Location
- Country: Turkmenistan, Afghanistan, Pakistan, India
- Direction: north–south
- Start: Türkmenabat, Turkmenistan
- Passes through: Afghanistan
- To: Pakistan's Arabian Sea Coast
- Runs alongside: Trans-Afghanistan Gas Pipeline

General information
- Type: Oil
- Owner: Unocal Corporation

Technical information
- Length: 1,000 mi (1,600 km)
- Maximum discharge: 1 million barrels per day (~5.0×10^^{7} t/a)

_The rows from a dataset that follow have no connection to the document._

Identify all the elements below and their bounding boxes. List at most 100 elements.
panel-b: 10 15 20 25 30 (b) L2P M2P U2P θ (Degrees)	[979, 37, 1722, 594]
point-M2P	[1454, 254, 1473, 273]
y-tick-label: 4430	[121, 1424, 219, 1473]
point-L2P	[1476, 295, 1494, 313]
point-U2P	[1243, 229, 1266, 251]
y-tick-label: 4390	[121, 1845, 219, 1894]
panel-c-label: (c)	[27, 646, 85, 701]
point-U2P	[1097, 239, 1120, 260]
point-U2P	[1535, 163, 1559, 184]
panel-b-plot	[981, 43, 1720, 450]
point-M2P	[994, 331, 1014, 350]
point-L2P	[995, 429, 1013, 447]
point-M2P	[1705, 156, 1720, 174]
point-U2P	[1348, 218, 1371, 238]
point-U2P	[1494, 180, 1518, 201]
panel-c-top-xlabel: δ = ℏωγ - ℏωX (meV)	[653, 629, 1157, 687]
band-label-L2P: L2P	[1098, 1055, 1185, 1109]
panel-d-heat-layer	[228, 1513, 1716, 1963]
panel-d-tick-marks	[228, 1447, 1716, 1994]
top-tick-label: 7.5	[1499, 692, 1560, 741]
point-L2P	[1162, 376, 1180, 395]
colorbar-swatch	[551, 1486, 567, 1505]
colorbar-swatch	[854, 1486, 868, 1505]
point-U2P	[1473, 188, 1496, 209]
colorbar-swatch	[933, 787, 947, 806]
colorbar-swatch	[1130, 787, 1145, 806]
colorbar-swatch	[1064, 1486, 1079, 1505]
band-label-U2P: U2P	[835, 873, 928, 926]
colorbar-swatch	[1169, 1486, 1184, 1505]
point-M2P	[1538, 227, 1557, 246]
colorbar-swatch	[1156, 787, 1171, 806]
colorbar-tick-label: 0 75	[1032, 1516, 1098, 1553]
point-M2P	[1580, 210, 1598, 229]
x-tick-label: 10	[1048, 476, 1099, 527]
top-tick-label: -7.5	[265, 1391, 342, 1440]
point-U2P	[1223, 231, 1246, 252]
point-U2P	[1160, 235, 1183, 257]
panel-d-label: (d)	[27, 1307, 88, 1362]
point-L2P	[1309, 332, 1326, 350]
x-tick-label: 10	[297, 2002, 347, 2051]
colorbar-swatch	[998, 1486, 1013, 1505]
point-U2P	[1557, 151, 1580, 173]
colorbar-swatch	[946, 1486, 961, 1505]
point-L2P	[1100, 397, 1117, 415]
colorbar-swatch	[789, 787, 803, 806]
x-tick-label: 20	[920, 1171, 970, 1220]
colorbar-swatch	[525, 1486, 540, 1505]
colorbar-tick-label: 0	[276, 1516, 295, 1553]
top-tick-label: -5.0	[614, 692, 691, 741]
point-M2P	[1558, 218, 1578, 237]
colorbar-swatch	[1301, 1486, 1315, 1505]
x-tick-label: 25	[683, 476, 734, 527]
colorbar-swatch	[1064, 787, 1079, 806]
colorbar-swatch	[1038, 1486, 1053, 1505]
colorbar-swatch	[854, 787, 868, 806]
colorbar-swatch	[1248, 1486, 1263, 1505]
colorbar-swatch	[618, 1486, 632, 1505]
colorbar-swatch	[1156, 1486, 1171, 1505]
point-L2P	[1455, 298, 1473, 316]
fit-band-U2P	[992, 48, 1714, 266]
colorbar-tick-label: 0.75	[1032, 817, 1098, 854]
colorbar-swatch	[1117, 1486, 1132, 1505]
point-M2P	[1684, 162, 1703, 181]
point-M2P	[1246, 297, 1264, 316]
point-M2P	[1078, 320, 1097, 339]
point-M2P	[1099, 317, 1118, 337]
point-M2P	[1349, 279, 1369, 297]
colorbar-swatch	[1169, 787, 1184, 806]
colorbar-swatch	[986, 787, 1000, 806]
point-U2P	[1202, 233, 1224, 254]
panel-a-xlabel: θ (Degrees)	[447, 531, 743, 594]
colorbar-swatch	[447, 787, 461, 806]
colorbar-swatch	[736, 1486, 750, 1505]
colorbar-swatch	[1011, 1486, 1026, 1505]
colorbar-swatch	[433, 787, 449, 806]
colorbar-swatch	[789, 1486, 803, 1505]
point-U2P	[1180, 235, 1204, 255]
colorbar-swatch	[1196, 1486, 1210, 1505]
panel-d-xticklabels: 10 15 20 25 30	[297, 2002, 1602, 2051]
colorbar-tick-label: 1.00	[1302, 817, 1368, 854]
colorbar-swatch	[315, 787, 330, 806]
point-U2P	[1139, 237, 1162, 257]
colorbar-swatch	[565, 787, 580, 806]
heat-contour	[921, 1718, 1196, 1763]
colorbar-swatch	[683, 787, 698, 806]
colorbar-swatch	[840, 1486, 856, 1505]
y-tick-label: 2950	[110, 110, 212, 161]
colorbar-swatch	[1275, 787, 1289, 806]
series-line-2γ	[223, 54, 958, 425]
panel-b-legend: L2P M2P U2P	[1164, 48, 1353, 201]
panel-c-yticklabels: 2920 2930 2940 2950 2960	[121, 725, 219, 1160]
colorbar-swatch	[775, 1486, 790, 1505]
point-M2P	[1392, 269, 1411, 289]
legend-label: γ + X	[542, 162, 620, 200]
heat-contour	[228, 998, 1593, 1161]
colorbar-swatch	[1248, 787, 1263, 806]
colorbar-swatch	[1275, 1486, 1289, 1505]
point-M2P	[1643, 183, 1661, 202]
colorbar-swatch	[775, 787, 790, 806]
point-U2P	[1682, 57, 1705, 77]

= Afghanistan Oil Pipeline =

Oil pipeline project in Asia

The Afghanistan Oil Pipeline was a project proposed by several oil companies to transport oil from the Caspian region and Central Asia through Afghanistan to Pakistan.

==History==
In the 1990s, the American Unocal Corporation, in addition to the Trans-Afghanistan Gas Pipeline, considered building a 1000 mi oil pipeline to link Türkmenabat in Turkmenistan to Pakistan's Arabian Sea coast. Through the Omsk (Russia) – Pavlodar (Kasakhstan) – Shymkent – Türkmenabat (Turkmenistan) pipeline, it would provide a possible alternative export route for regional oil production from the Caspian Sea. The pipeline was expected to cost US$2.5 billion. However, due to political and security instability at that time, the project was dismissed.

== Disputed theory ==
Some have proposed that the actual motive for the United States invasion of Afghanistan was Afghanistan's importance as a conduit for oil pipelines to Afghanistan's neighbouring countries, by effectively bypassing Russian and Iranian territories, and breaking the Russian and Iranian collective monopoly on regional energy supplies. Others have argued that the theoretical pipeline was not a significant reason for the invasion because most Western governments and their respective oil companies preferred an export route that went through the Caspian Sea to Azerbaijan then to Georgia and on to the Black Sea instead of one that goes through Afghanistan.